1. Apr 15, 2012

### kenny1999

1. The problem statement, all variables and given/known data

The question below, i already have the answer. but I can't work it out. Can anyone help?

Questions (Original)

In a game, Tom throws a fair dice twice. 1 point is awarded for each '6' thrown, 2 points are awarded if the sum of the two numbers thrown is prime, and no points are awarded for other outcomes. Find the probabilities that

(a) Tom gets 1 point in the game.
(b) Tom gets 2 points in the game.
(c) Tom gets at least 2 points in the game.

2. Relevant equations

3. The attempt at a solution

(a) There are total 36 possible results for a fair dice to be thrown twice. For each '6' thrown 1 point is awarded so there are (1,6) (2,6) (3,6) (4,6) (5,6) (6,6) and (6,1) (6,2) (6,3) (6,4) (6,5), but (6,6) is not counted because it gives two points, and (1,6) and (5,6) are also left out because they give prime number on sum.

So the desired outcomes should be (2,6)(3,6)(4,6)(6,4)(6,3)(6,2), then 6/36 = 1/6 but the answer is wrong. I am not going to say the answer but I just don't understand.
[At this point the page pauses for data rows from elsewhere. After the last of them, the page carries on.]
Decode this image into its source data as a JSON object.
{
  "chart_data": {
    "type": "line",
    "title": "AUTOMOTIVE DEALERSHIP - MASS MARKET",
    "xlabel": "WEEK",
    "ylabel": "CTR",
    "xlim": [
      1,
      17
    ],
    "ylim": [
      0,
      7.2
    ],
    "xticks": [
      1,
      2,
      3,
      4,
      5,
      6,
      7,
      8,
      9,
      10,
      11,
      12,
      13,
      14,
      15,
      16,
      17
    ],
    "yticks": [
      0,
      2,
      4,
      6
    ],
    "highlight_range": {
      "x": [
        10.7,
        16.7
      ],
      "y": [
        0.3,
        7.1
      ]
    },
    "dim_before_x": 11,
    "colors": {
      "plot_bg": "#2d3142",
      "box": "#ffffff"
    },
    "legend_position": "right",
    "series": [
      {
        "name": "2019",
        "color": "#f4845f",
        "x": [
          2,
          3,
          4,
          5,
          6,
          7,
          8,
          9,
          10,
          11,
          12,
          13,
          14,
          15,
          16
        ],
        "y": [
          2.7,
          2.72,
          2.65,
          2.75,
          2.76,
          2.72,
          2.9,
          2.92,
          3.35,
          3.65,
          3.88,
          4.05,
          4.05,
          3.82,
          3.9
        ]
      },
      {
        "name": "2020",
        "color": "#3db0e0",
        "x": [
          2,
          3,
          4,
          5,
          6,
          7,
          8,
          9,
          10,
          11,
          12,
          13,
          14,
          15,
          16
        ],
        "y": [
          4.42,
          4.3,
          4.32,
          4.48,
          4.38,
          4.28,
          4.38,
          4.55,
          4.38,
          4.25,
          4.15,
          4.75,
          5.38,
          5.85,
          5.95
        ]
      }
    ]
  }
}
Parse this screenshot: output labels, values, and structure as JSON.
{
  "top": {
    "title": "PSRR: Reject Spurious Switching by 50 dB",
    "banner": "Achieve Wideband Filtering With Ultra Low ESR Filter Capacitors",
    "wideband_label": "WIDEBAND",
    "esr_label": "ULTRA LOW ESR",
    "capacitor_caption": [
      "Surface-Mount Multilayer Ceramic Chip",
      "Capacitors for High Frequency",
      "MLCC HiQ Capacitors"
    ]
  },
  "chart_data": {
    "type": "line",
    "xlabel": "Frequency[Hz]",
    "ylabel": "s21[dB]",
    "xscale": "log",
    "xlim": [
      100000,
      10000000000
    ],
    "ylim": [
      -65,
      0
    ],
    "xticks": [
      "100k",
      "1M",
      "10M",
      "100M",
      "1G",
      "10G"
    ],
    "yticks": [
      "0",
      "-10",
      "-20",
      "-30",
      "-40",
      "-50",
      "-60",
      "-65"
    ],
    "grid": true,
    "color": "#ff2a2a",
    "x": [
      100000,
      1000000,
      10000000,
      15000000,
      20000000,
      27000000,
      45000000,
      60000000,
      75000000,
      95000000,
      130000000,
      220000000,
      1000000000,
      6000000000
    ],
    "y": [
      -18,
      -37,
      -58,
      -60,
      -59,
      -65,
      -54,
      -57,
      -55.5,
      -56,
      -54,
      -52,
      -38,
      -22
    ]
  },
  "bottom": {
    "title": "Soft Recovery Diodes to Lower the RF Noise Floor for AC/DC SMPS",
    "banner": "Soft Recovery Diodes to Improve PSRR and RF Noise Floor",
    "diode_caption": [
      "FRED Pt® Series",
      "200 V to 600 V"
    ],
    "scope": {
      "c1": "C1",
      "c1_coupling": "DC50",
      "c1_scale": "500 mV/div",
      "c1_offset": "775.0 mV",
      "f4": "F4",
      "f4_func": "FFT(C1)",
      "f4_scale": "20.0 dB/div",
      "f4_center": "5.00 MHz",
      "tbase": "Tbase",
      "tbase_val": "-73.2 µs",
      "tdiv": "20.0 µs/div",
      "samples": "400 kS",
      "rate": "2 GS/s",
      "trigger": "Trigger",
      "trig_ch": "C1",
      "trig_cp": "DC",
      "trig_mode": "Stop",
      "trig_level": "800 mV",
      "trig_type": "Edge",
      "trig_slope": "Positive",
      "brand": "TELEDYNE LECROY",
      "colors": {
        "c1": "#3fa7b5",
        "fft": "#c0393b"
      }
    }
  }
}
Please also explain (b) and (c) if possible. Thank you.

2. Apr 15, 2012

### Ray Vickson

My answer for (a) is different from yours, but that is because I was careful to count things correctly. Of course, for (b) and (c) I would just find and list all the relevant outcomes that have the desired point scores. That is what you should do as well.

RGV

3. Apr 15, 2012

### kenny1999

why not 1/6?

(2,6) (3,6) (4,6) (6,4) (6,3) (6,2) are all counted as 1 point because sum of their numbers doesn't give a prime number. (1,6) (5,6) (6,5) as well as (6,1) are not counted because they get 3 points.

I don't think there are any other outcomes that would give 1 point only in addition to my count. So why not 1/6? Please tell me.

4. Apr 15, 2012

### Ray Vickson

Sorry, I mis-read the question. Your analysis of (a) is correct, so I suppose the answer in the book is wrong. That happens a lot, by the way.

RGV